By the current standards of gender sensitivity which we have built up laboriously over many decades of movie watching and hair-splitting theorising, we shouldn’t be exonerating the sly patriarchal ideology that is knit into the film’s plotting. There is a curious moment when Bindu goes on repeating “njaan thettu cheythittilla” (I haven’t done any mistake) which should’ve been the ethical peg of the film from a gender-sensitive perspective. But we are still on the threshold of momentous challenges to our moral presumptions and not yet ready to make fundamental perspectival shifts. (But then are we any better now?)
So when Bindu has a fainting spell (during which the errant lover, Ramesh, commits suicide and forms a temporary solution to the dilemma) and awakens to inform us all that “I have realized all my faults. I understand why Vinod cannot accept me. I am bad,” one can see how the screenplay is trying to wrestle with certain moral codes. She is made to say this so that Vinod can, in a fit of contrition and charity, call her back and they lock themselves in a deadly embrace which should justify the title Alinganam.

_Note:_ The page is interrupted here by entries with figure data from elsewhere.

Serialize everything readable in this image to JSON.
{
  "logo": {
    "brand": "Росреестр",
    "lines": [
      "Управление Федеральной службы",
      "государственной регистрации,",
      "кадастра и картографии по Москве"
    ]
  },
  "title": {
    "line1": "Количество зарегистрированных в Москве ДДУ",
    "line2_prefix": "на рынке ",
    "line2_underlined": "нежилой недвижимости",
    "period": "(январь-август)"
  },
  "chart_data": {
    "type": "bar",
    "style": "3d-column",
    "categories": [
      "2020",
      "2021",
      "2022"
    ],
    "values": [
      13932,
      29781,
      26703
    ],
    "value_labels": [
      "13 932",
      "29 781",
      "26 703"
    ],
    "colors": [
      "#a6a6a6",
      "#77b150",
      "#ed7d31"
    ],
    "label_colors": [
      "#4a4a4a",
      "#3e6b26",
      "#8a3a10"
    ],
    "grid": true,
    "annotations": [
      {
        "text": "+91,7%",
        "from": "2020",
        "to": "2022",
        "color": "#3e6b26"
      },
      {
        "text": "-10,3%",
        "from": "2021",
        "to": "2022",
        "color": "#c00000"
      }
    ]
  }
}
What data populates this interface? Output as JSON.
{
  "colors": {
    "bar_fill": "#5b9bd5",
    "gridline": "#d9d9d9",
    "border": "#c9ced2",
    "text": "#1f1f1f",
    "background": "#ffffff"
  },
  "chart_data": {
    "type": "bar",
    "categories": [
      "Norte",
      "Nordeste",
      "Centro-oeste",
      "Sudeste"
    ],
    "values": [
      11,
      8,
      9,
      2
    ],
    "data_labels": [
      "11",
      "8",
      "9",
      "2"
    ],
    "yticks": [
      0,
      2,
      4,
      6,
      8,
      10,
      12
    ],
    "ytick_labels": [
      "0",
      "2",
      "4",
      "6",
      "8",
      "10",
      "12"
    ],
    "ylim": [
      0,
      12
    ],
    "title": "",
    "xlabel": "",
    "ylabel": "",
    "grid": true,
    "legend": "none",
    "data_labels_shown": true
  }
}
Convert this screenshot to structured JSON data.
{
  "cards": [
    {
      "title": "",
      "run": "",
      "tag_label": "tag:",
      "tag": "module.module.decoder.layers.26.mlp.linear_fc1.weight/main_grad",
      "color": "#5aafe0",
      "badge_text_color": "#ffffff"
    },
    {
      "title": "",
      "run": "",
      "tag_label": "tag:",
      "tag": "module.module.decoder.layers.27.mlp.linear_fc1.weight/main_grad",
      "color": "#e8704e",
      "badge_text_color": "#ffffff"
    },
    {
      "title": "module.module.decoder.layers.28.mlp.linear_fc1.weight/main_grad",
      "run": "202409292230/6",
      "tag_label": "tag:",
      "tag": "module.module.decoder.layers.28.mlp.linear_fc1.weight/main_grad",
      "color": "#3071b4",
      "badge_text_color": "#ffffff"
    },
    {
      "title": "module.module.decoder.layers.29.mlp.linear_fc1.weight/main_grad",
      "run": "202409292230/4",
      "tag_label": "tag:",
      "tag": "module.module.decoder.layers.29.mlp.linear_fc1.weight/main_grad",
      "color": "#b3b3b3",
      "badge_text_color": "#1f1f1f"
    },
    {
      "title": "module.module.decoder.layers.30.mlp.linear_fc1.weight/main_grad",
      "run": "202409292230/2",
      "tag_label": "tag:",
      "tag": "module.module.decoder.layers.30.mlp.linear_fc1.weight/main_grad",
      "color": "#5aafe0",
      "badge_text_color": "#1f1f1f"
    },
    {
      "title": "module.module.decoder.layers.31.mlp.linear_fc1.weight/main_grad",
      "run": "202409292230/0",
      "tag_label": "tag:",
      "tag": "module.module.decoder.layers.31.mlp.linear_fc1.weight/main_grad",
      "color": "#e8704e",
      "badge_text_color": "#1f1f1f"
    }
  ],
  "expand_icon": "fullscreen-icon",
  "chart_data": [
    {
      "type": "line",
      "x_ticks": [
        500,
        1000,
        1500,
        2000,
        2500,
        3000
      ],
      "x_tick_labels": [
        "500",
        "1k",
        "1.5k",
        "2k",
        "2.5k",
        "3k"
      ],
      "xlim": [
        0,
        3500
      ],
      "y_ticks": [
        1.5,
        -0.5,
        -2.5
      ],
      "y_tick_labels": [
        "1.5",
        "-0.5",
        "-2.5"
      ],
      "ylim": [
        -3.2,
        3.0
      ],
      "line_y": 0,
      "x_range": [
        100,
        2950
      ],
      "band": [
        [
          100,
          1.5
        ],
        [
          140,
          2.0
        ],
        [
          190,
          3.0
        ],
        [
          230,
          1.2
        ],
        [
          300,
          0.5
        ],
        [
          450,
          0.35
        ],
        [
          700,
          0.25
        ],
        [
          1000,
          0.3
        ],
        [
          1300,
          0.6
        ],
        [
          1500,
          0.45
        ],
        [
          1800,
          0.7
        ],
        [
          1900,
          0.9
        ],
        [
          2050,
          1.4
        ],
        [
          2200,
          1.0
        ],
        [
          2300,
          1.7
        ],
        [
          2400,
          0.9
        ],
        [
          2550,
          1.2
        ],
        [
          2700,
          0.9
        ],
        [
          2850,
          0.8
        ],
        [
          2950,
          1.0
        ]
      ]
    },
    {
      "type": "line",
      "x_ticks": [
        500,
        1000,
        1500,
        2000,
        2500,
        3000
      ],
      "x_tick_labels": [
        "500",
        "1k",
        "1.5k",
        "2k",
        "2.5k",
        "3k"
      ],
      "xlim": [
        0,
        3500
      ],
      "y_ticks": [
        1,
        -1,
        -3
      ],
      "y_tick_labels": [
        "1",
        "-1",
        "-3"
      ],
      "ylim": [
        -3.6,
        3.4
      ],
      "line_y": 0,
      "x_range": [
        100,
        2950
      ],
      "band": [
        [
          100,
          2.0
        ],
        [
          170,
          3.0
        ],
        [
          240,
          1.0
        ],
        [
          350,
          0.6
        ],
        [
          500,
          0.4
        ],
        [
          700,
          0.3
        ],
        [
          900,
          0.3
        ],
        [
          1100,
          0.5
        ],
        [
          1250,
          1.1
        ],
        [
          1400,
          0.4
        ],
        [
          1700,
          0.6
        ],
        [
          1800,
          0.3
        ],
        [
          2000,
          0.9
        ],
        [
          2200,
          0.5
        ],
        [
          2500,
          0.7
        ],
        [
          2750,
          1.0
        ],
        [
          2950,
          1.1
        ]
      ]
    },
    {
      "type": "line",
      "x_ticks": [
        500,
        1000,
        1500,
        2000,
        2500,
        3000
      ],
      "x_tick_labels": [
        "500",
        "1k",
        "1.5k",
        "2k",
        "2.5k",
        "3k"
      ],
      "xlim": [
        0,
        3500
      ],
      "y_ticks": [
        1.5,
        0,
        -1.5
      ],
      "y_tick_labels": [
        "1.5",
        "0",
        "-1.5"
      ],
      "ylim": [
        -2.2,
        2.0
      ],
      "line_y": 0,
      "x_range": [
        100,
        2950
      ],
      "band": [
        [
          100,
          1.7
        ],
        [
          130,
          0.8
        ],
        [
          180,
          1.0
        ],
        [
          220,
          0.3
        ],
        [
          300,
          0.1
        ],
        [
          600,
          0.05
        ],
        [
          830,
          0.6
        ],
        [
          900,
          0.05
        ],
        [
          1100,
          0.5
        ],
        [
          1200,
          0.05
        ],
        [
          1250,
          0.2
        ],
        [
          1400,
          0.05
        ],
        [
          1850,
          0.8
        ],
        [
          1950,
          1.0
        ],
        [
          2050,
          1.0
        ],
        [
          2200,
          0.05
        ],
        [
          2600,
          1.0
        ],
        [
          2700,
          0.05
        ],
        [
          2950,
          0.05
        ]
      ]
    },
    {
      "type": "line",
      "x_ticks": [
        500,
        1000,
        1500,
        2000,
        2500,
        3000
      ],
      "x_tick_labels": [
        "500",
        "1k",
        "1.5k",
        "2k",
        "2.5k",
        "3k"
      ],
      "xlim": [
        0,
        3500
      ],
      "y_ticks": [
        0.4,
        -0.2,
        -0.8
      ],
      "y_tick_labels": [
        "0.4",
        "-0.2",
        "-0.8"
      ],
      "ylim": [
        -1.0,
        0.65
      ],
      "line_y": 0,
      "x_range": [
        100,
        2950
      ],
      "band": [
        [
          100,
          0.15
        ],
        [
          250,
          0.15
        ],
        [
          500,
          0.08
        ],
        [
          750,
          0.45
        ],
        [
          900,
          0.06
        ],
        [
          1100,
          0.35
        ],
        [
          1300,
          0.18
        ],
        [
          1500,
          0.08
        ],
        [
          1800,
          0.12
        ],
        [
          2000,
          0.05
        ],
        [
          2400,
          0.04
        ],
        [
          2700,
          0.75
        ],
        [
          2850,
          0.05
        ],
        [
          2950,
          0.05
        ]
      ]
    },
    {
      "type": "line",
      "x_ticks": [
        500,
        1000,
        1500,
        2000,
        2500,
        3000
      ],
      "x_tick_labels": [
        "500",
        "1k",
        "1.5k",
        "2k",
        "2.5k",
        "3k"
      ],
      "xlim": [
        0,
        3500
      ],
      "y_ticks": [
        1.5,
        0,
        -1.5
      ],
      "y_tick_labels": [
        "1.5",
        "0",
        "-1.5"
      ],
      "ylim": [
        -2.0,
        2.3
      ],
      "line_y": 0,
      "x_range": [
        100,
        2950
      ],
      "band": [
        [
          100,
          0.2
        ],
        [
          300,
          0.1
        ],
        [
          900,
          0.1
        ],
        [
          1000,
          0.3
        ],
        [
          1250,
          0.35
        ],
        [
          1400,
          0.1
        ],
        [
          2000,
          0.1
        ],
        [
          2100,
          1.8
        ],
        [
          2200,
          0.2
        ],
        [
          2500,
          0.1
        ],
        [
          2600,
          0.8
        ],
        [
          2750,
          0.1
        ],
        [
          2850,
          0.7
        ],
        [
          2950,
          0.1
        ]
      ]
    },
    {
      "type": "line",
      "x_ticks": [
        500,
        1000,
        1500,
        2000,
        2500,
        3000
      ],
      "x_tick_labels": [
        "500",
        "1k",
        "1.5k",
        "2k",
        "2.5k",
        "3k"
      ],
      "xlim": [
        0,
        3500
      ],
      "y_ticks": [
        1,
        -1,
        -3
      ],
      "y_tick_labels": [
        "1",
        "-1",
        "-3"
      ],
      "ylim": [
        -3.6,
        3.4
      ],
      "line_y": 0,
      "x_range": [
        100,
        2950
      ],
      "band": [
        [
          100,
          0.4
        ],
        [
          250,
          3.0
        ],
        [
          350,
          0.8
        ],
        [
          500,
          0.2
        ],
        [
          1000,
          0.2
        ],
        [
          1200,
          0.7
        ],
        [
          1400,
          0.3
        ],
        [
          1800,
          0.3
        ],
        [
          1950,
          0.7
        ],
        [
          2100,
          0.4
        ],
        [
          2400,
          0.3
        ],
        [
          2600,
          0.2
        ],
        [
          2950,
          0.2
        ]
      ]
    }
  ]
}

And I am reminded of more continuities in Malayalam cinema. Revisiting Alinganam took me to the recent memories of watching Roshan Andrews’ Notebook which I admired for its candid acceptance of teenage sexuality as a most natural expression and the medical and moral traps for girls who are not empowered to take charge of their bodies in contexts where abortion is illegal and implies a moral slur on the woman. Even more menacing is the lack of space between parents and children to discuss issues of intimacy leading to furtive remedies and fatal endings. And in the early 21st century, neither the filmmaker nor the audience are in a mood for easy answers.
One can nit-pick endlessly about Alinganam’s conception, execution, and melodramatic dialogue rendition. But given the constraints of the times and its rigid notions of gendered behaviour, should not we be taking note of the fact that our film industry was negotiating with our moral contradictions in its own way? Should we also not be a little more proud of a director, a script writer and a producer who were ready to launch into such a dicey theme with conviction? Students of popular cinema need to engage such cultural texts for more reasons than one.